Den Namen für die Ameise leiten einige Sprachforscher von "emsig" ab. Und zutreffend wäre dies schon - die emsig arbeitende Ameise. So ist sie auch in die Literatur eingegangen. In den Tierfabeln steht die kleine Ameise für den unermütlichen fleißigen Arbeiter.

Viele Begriffe haben unsere Vorfahren aus ihren Beobachtungen der Natur gefunden und diese Vorgänge mt den typischen menschlichen Begriffen verknüpft. Dies gilt auch für den "Hochzeitsflug".

 

Anfang August beobachtet: Auf einer Wiese krabbelt es hundertfach aus einem kleinen Erdloch; es sind geflügelte Ameisen.

 

Wikipedia zum Hochzeitsflug

 

"Sind die Jungköniginnen und Männchen geschlüpft (bei den heimischen Arten Anfang Mai), so bereitet sich der gesamte Staat auf den Hochzeitsflug vor. Die geflügelten Geschlechtstiere verspüren immer mehr den Drang, auf hohe Punkte, wie etwa Grashalme, Hügel oder Bäume zu klettern. Spezielle Arbeiterinnen passen auf, dass sich die Geschlechtstiere nicht zu weit vom Nest fortbewegen und holen sie notfalls in den Bau zurück.

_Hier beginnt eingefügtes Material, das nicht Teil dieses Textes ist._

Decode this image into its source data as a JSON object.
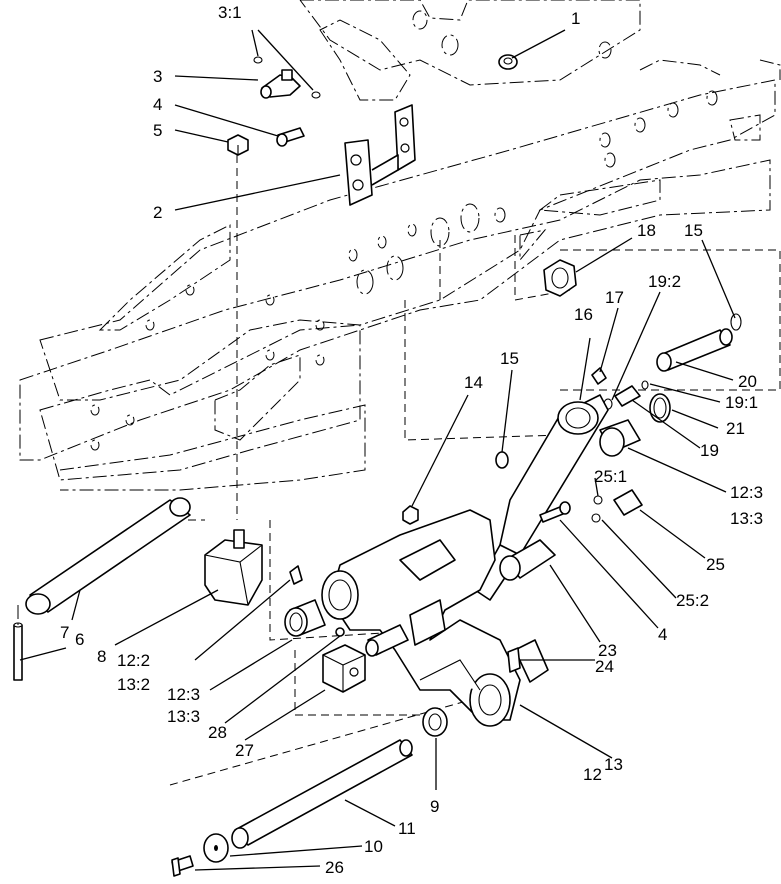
{
  "diagram": {
    "kind": "exploded parts view",
    "callouts": [
      {
        "id": "c-3-1",
        "label": "3:1"
      },
      {
        "id": "c-1",
        "label": "1"
      },
      {
        "id": "c-3",
        "label": "3"
      },
      {
        "id": "c-4a",
        "label": "4"
      },
      {
        "id": "c-5",
        "label": "5"
      },
      {
        "id": "c-2",
        "label": "2"
      },
      {
        "id": "c-18",
        "label": "18"
      },
      {
        "id": "c-15a",
        "label": "15"
      },
      {
        "id": "c-16",
        "label": "16"
      },
      {
        "id": "c-17",
        "label": "17"
      },
      {
        "id": "c-19-2",
        "label": "19:2"
      },
      {
        "id": "c-14",
        "label": "14"
      },
      {
        "id": "c-15b",
        "label": "15"
      },
      {
        "id": "c-20",
        "label": "20"
      },
      {
        "id": "c-19-1",
        "label": "19:1"
      },
      {
        "id": "c-21",
        "label": "21"
      },
      {
        "id": "c-19",
        "label": "19"
      },
      {
        "id": "c-25-1",
        "label": "25:1"
      },
      {
        "id": "c-12-3a",
        "label": "12:3"
      },
      {
        "id": "c-13-3a",
        "label": "13:3"
      },
      {
        "id": "c-25",
        "label": "25"
      },
      {
        "id": "c-25-2",
        "label": "25:2"
      },
      {
        "id": "c-4b",
        "label": "4"
      },
      {
        "id": "c-23",
        "label": "23"
      },
      {
        "id": "c-24",
        "label": "24"
      },
      {
        "id": "c-7",
        "label": "7"
      },
      {
        "id": "c-6",
        "label": "6"
      },
      {
        "id": "c-8",
        "label": "8"
      },
      {
        "id": "c-12-2",
        "label": "12:2"
      },
      {
        "id": "c-13-2",
        "label": "13:2"
      },
      {
        "id": "c-12-3b",
        "label": "12:3"
      },
      {
        "id": "c-13-3b",
        "label": "13:3"
      },
      {
        "id": "c-28",
        "label": "28"
      },
      {
        "id": "c-27",
        "label": "27"
      },
      {
        "id": "c-12",
        "label": "12"
      },
      {
        "id": "c-13",
        "label": "13"
      },
      {
        "id": "c-9",
        "label": "9"
      },
      {
        "id": "c-11",
        "label": "11"
      },
      {
        "id": "c-10",
        "label": "10"
      },
      {
        "id": "c-26",
        "label": "26"
      }
    ]
  }
}
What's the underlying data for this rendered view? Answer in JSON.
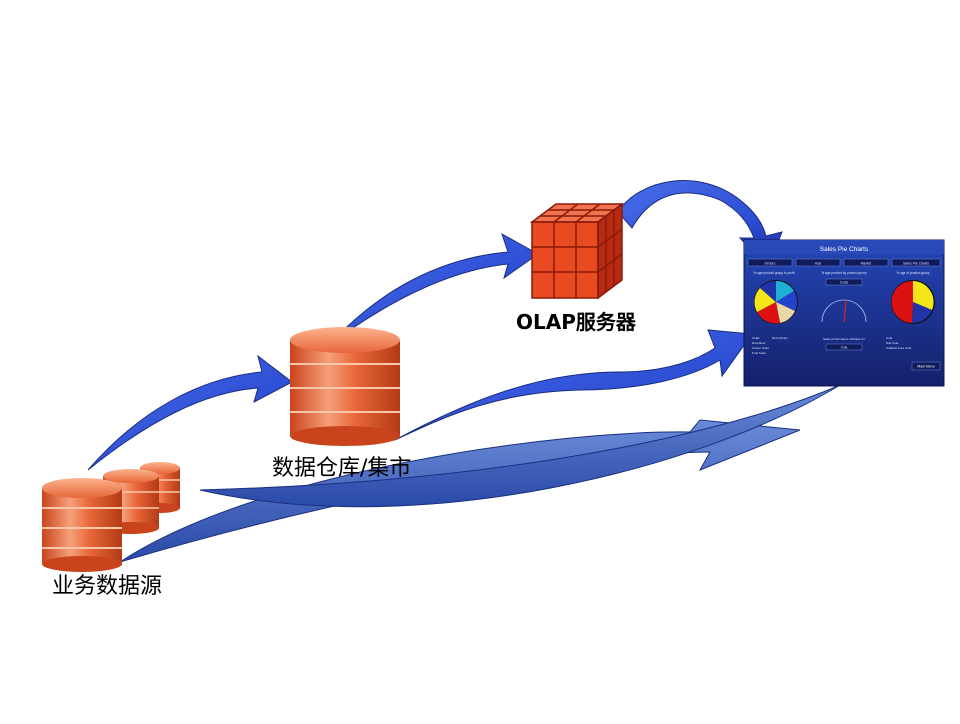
{
  "labels": {
    "source": "业务数据源",
    "warehouse": "数据仓库/集市",
    "olap": "OLAP服务器"
  },
  "dashboard": {
    "title": "Sales Pie Charts",
    "tabs": [
      "Orders",
      "Year",
      "Market",
      "Sales Pie Charts"
    ],
    "panel_left_title": "% age product group to profit",
    "panel_mid_title": "% age product by product group",
    "panel_right_title": "% age of product group",
    "mid_dropdown_1": "Colas",
    "mid_dropdown_2": "Cola",
    "gauge_title": "Sales performance indicator for",
    "left_legend": [
      "Colas",
      "Root Beer",
      "Cream Soda",
      "Fruit Soda"
    ],
    "left_legend_extra": "Root Drinks",
    "right_legend": [
      "Cola",
      "Diet Cola",
      "Caffeine Free Cola"
    ],
    "button": "Main Menu",
    "colors": {
      "panel": "#1c2f8c",
      "panel_dark": "#14206a",
      "header": "#2a49b8"
    }
  },
  "colors": {
    "arrow": "#3355dd",
    "arrow_dark": "#1a2fa0",
    "db": "#e8663a",
    "db_light": "#f5a07a",
    "cube": "#dd3a1a"
  }
}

Zu einem artspezifischen Zeitpunkt (bei einheimischen Arten meistens im Früh- oder Hochsommer), der vermutlich von bestimmten Luftströmungen, Lichtverhältnissen und Temperaturen abhängt, schwärmen alle Geschlechtstiere einer Art aus den verschiedenen Kolonien gleichzeitig zum Hochzeitsflug aus. Durch diesen einfachen, aber genialen Trick kann Inzucht weitestgehend vermieden werden. Das jeweils andere Geschlecht wird dabei durch Ausstoßen von Sexualduftstoffen angelockt.

Auf dem einige Stunden dauernden Hochzeitsflug wird die Jungkönigin von zwei bis 40 Männchen begattet. Die Königin nimmt bis zu mehrere 100 Millionen Spermien in ihrem Samensack auf, die sie durchschnittlich 25 Jahre unbeschadet verwahren kann und mit denen sie die Eier befruchtet. Vor allem tropische und subtropische Arten schwärmen zweimal im Jahr.

Einige Stunden nach dem Hochzeitsflug sterben die Männchen und werden von den Arbeiterinnen als Nahrung betrachtet und in den Bau gebracht. Wenn die Königinnen zurück auf die Erde fallen, brechen ihre Flügel in der Regel an vorbestimmten Stellen, oder sie beißen sie sich selbst ab, da sie nicht mehr benötigt werden.

Einige, vor allem größere Ameisenarten, paaren sich auf dem Boden.

Nach der Begattung versuchen die Königinnen ein eigenes Volk aus Arbeiterinnen heranzuziehen."